Origen de la mantilla
Los orígenes de la mantilla pueden remontarse a la cultura ibérica, en la que las mujeres usaban velos y mantos para cubrirse y adornarse la cabeza. Posteriormente, durante toda la Edad Media, la mujer siguió usando tocados muy variados, algunos de ellos con ciertas influencias árabes.
A finales del siglo XVI el uso del manto, denominado ya por aquella época mantilla de aletas, se generalizó en toda España al considerarse una prenda más dentro de los trajes populares. Sin embargo, en cada región mantuvo una fisonomía propia, al ajustarse a condicionamientos tanto físicos como sociales. Así, por ejemplo, las mantillas en las tierras más frías tenían por finalidad el abrigo, y utilizaban para la hechura diferentes tipos de paño; sólo algunas se guarnecían con terciopelo, sedas y abalorios, con lo que se le daba una doble utilidad de abrigo y adorno. Por el contrario, en las zonas más cálidas, eran de tejidos suaves y ligeros, configurando una prenda más ornamental y lujosa.

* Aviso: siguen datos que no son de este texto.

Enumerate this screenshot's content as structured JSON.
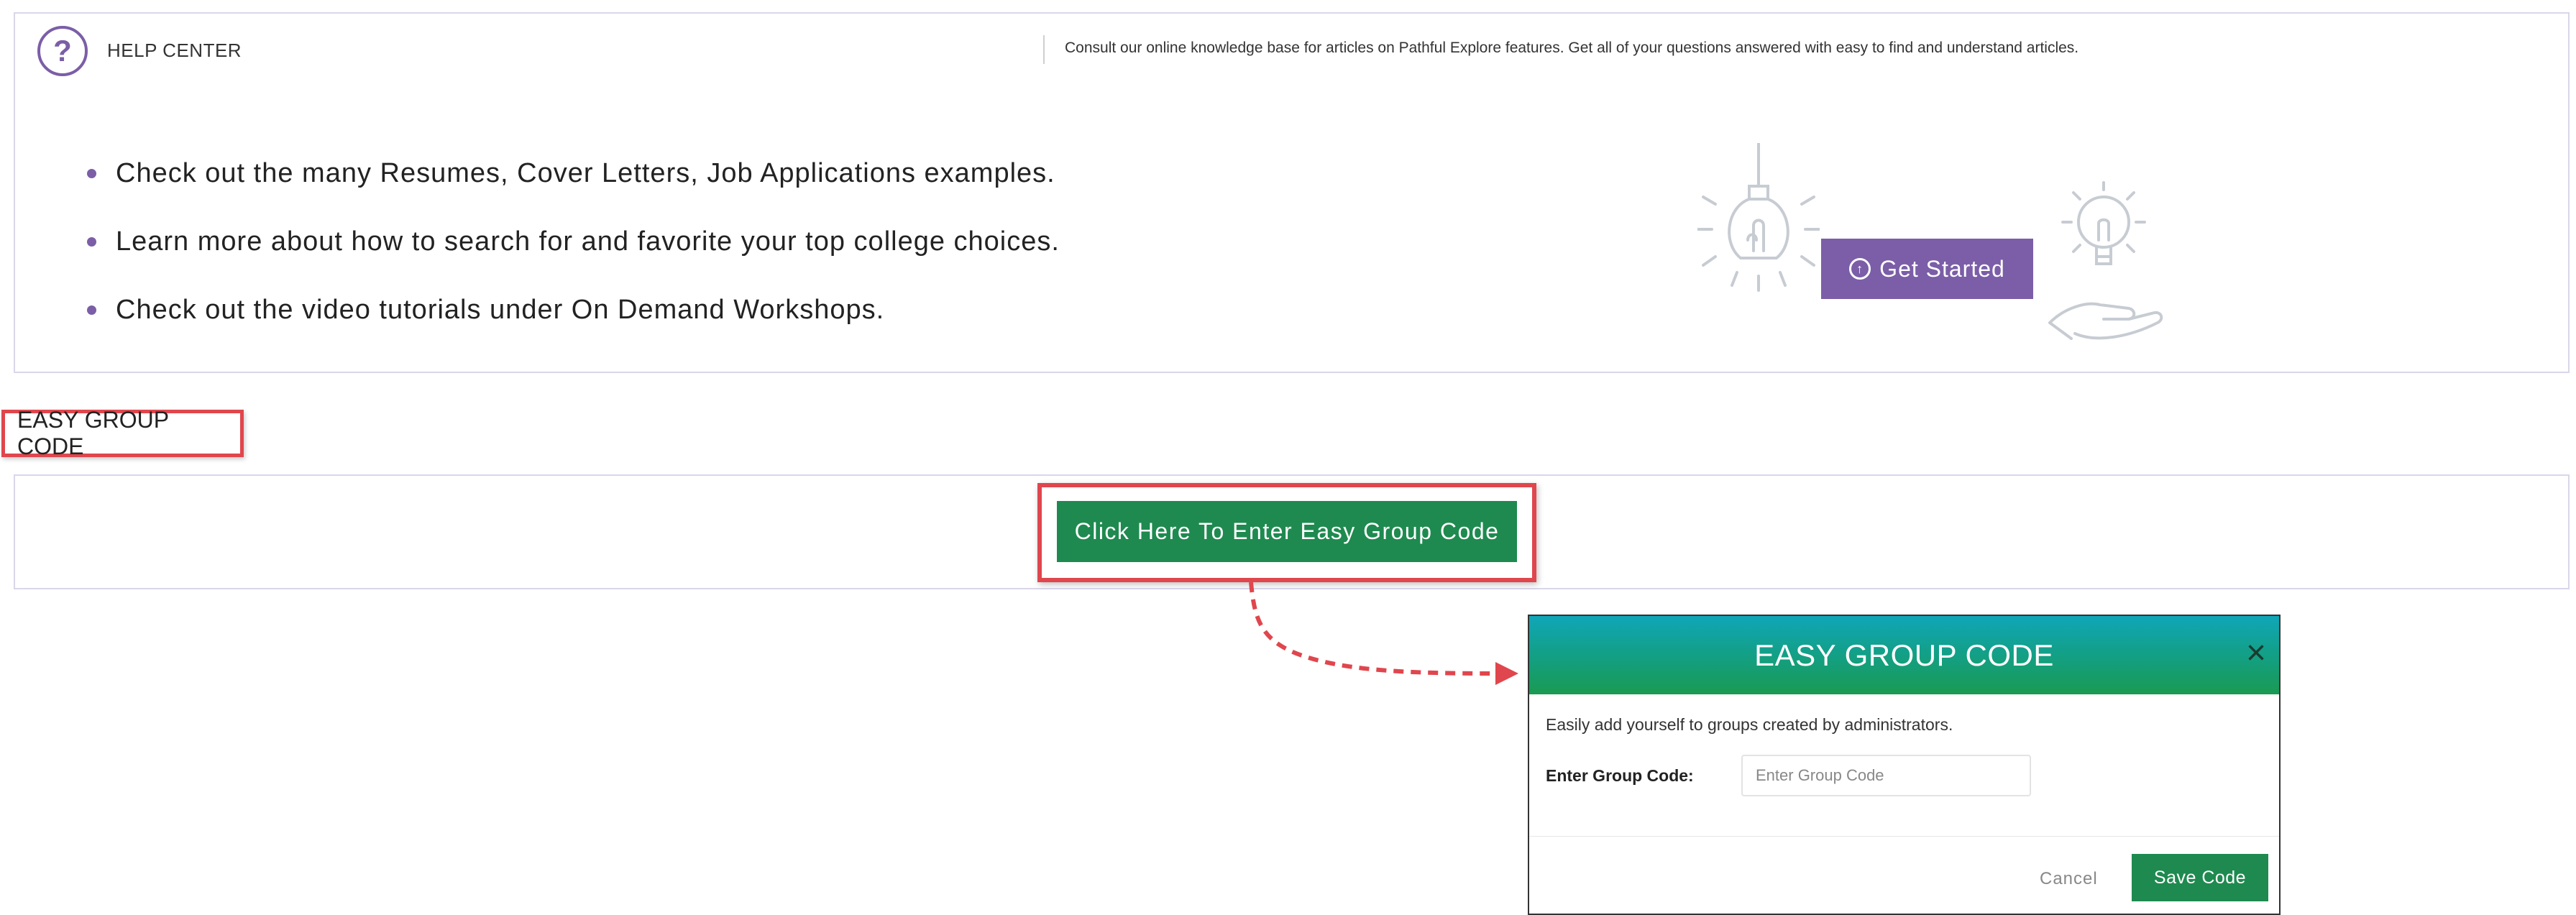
{
  "help_center": {
    "icon": "question-mark-icon",
    "icon_glyph": "?",
    "title": "HELP CENTER",
    "description": "Consult our online knowledge base for articles on Pathful Explore features. Get all of your questions answered with easy to find and understand articles.",
    "bullets": [
      "Check out the many Resumes, Cover Letters, Job Applications examples.",
      "Learn more about how to search for and favorite your top college choices.",
      "Check out the video tutorials under On Demand Workshops."
    ],
    "get_started_label": "Get Started",
    "get_started_icon": "arrow-up-circle-icon"
  },
  "easy_group_code": {
    "section_label": "EASY GROUP CODE",
    "button_label": "Click Here To Enter Easy Group Code"
  },
  "modal": {
    "title": "EASY GROUP CODE",
    "close_glyph": "×",
    "description": "Easily add yourself to groups created by administrators.",
    "field_label": "Enter Group Code:",
    "field_placeholder": "Enter Group Code",
    "field_value": "",
    "cancel_label": "Cancel",
    "save_label": "Save Code"
  },
  "colors": {
    "accent_purple": "#7b5ea7",
    "button_green": "#1e8a4f",
    "highlight_red": "#e0464d",
    "header_gradient_top": "#10a6b8",
    "header_gradient_bottom": "#1a9a52",
    "illustration_gray": "#c7ccd3"
  }
}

En el siglo XVII empiezan a usarse las mantillas de encaje, como se aprecia en algunos retratos femeninos de Velázquez, formando parte del guardarropa de algunas mujeres elegantes. Sin embargo, su uso no se generalizó a las damas cortesanas y de alta condición social hasta bien entrado el siglo XVIII, pues hasta entonces la mantilla era usada casi exclusivamente por las mujeres del «pueblo». Fue también en este siglo cuando las mantillas de paño y seda fueron sustituidas totalmente por las de encaje.
SIGLO XIX
Fue, pues, en el siglo XIX cuando la mantilla adquirió una relevante importancia como tocado distinguido de la mujer española. La reina Isabel II, gran aficionada a los encajes, impulsó en gran manera el uso de la mantilla. Tanto ella como sus damas la lucieron en numerosos actos, como se manifiesta en varios retratos de la reina plasmada por sus pintores con esta singular prenda.
A partir de 1868 el uso de la mantilla se abandonó en algunos lugares. No obstante, en Sevilla y otras ciudades de Andalucía continuó gozando de gran predilección. Algo que también ocurrió en Madrid, donde el empleo de la mantilla estaba tan arraigado a las costumbres que las damas de la nobleza madrileña la convirtieron en símbolo de su descontento durante el reinado de Amadeo de Saboya y su esposa María Victoria. El rechazo hacia ellos y a las costumbres foráneas fue protagonizado por las mujeres, que se manifestaron por las calles madrileñas llevando, en lugar de sombreros, la clásica mantilla y peineta española. Un hecho que pasó a la historia como «la conspiración de las mantillas».
En el siglo XX en Andalucía, y en concreto en Sevilla, la mantilla usada como prenda cotidiana para pasear por las tardes se fue desarraigando de las costumbres femeninas. Únicamente en el primer tercio del siglo las mujeres utilizaban para ir a misa pequeñas mantillas, conocidas por toquitas y de media luna. De esta manera, el uso de la mantilla fue quedando relegado a ciertas conmemoraciones y actos, y muy especialmente para la Semana Santa.